Of course, my toddler's comfort was a deciding factor. Though the Duet would have been convenient for me in many ways, I could not possibly buy a stroller that  he wouldn't want to sit in. Sadly, the Duet had to be ruled out.

To Recap

The Mountain Buggy Duet is a stroller with many great features, that would work best for babies under age one or very petite toddlers.

1. Narrow frame (only comfortable for babies and smaller toddlers)
2. Pneumatic tires
3. Adjustable handle
4. Large canopies with extra sun visor
5. High quality seat fabric
6. Accepts two car seats for twins
7. Carrycot Plus option with three positions

1. Seats are too narrow for a larger toddler
2. Seats are shallow
3. No leg rest
4. Lacks ventilation opening in the back of seats
5. One solid bumper bar (instead of two individual bars)
6. Backrest may not be long enough for a taller toddler
7. Annoying "comfort grip" ridges on handle.

As you can see, the pros and the cons of the Duet are tied and so it all comes down to individual needs and life style. For some, this stroller can be very convenient, but unfortunately I had to keep looking.


  1. Thank you for your review! I am currently also debating the pros and cons of the duet against my bumbleride indie twin, they both have things I love about them :) and things I hate about them:( your review has been very helpful thanks

  2. You're welcome! I'm glad you found this review helpful.

  3. I'm currently looking for a buggy for my son and my baby when it arrives. My son will then be 18months so was wondering which buggy you chose in the end?

  4. Hi Nabiela,

    I chose the Bumbleride Indie Twin. It fits my needs well. It's an excellent walking stroller, however, I probably would not recommend it if you plan on lifting the double buggy often into and out of a car trunk. The fold is kinda awkward and it's very heavy to lift. Here's the full review
    Also, Valco Baby will be releasing 2 new twin strollers in 2016, the TriMode Duo X and the Neo 2. Both look very promising.
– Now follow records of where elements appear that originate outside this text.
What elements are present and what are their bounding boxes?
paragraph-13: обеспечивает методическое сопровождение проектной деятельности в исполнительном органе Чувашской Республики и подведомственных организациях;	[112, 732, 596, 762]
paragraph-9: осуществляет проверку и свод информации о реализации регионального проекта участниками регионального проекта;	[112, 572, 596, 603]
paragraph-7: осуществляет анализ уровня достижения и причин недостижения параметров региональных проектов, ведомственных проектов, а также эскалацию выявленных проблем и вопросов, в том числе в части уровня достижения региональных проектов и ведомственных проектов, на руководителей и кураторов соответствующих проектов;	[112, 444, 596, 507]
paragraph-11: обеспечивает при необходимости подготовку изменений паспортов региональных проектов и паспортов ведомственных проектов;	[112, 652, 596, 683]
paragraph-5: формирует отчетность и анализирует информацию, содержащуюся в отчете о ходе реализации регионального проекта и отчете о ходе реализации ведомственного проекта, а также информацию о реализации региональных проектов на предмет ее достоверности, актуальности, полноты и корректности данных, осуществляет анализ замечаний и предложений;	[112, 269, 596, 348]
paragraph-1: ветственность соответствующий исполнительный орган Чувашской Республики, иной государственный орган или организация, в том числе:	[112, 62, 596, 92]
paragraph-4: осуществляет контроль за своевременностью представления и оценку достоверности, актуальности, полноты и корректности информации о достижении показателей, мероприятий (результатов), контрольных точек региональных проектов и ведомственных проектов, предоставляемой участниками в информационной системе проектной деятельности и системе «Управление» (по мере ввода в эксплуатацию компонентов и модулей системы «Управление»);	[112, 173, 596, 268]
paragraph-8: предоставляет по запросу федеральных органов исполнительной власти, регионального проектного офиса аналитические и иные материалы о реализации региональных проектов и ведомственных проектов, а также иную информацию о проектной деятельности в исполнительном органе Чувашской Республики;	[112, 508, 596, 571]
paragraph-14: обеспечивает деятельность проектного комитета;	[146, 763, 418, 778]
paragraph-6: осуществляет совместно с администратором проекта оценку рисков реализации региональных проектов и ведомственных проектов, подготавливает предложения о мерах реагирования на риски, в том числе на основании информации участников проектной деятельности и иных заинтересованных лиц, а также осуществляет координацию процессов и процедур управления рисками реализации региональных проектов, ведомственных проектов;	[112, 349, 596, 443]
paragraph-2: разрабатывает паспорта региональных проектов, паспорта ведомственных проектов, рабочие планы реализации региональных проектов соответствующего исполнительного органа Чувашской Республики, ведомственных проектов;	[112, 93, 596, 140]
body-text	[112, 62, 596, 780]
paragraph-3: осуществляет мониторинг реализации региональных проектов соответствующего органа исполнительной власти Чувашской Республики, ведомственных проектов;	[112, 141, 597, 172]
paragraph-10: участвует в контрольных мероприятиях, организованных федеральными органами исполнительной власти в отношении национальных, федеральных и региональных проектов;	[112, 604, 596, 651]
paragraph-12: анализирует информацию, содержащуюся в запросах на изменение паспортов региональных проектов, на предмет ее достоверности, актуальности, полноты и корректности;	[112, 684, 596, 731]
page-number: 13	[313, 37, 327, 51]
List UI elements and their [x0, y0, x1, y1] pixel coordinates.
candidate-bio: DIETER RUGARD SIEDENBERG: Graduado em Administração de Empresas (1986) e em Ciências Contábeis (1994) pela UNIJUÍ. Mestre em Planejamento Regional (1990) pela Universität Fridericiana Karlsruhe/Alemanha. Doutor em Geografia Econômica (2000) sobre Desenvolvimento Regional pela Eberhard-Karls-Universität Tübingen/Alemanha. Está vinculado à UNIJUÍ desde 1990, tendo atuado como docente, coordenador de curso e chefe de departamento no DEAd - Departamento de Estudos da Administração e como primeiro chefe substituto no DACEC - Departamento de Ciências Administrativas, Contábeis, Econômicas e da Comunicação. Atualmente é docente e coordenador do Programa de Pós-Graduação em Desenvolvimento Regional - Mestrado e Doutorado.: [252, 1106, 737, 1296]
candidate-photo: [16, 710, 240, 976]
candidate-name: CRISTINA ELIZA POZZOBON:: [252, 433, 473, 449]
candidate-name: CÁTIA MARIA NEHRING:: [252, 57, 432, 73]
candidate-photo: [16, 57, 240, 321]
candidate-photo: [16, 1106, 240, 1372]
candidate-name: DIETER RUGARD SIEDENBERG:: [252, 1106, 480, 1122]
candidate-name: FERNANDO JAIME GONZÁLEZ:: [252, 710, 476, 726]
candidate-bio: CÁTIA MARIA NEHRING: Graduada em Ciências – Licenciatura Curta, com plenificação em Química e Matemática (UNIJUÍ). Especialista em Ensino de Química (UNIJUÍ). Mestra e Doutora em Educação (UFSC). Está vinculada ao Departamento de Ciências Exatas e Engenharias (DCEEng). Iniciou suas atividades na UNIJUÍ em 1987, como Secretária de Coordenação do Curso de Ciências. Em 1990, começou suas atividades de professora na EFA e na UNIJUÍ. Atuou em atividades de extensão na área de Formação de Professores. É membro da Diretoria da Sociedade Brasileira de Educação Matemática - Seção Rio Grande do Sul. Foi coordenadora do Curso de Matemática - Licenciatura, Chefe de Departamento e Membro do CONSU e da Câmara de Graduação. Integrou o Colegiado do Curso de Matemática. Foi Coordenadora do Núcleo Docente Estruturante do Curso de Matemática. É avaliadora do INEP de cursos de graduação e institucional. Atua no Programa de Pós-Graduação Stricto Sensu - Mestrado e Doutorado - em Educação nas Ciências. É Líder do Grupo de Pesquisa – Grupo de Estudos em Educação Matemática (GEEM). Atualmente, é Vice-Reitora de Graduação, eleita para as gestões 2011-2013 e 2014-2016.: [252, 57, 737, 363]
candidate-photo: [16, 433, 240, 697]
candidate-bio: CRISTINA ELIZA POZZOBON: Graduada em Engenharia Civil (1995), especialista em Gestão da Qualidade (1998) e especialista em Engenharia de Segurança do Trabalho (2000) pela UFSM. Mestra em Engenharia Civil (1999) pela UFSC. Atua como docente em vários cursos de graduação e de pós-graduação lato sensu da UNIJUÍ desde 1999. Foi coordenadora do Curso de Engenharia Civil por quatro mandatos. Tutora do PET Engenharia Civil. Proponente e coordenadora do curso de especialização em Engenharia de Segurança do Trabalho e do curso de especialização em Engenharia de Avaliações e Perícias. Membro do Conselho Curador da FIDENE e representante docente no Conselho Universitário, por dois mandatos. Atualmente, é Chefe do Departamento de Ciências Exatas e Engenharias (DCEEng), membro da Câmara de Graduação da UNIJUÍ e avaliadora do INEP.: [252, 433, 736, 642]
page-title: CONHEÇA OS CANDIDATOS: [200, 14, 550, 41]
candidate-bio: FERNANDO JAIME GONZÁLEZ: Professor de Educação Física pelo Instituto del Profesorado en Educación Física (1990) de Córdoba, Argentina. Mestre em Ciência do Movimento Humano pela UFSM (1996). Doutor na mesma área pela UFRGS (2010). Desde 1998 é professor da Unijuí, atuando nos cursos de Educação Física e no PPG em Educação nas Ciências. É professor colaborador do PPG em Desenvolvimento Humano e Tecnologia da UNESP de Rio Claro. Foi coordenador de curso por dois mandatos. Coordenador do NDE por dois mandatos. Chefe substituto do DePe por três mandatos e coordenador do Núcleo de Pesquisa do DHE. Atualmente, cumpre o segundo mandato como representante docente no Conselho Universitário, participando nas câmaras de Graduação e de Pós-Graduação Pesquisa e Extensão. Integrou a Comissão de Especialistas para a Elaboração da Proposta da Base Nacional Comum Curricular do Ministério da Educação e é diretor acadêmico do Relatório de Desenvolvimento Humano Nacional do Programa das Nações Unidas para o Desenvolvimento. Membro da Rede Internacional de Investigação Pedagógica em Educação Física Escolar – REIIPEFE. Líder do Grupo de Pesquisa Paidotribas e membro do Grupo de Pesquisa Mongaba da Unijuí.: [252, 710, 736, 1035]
  5. I'm looking for a buggy for my son and my baby when it arrives. My baby will then be 13months so which buggy you choose?

  6. Hi Mustary Tabassum,

    I chose the Bumbleride Indie Twin. Here's my review It has actually been updated recently and is now even better than it was. You can check out the new version here

  7. Saw in the comments that you mentioned the Valco Duo X. I had been going between the Duo X and the Indie Twin, and finally decided on the Duo X because the new Indie Twin won't be out until August. I was really disappointed with the Duo X and plan to return it. It is actually 31" wide (with the canopies on), not 29.5" as they say in the specs - that is wider than a BOB double stroller! It also didn't push very well - the City Mini GT Double pushes better than the Duo X. I can easily turn the City Mini GT Double with one hand, but not the Duo X. Very disappointed, since the Duo X looked so good on paper and has such an awesome basket!! I've also tried the Valco Snap Duo, but it doesn't push well on rough terrain. I love my single Valco Snap, but the doubles haven't worked out for me.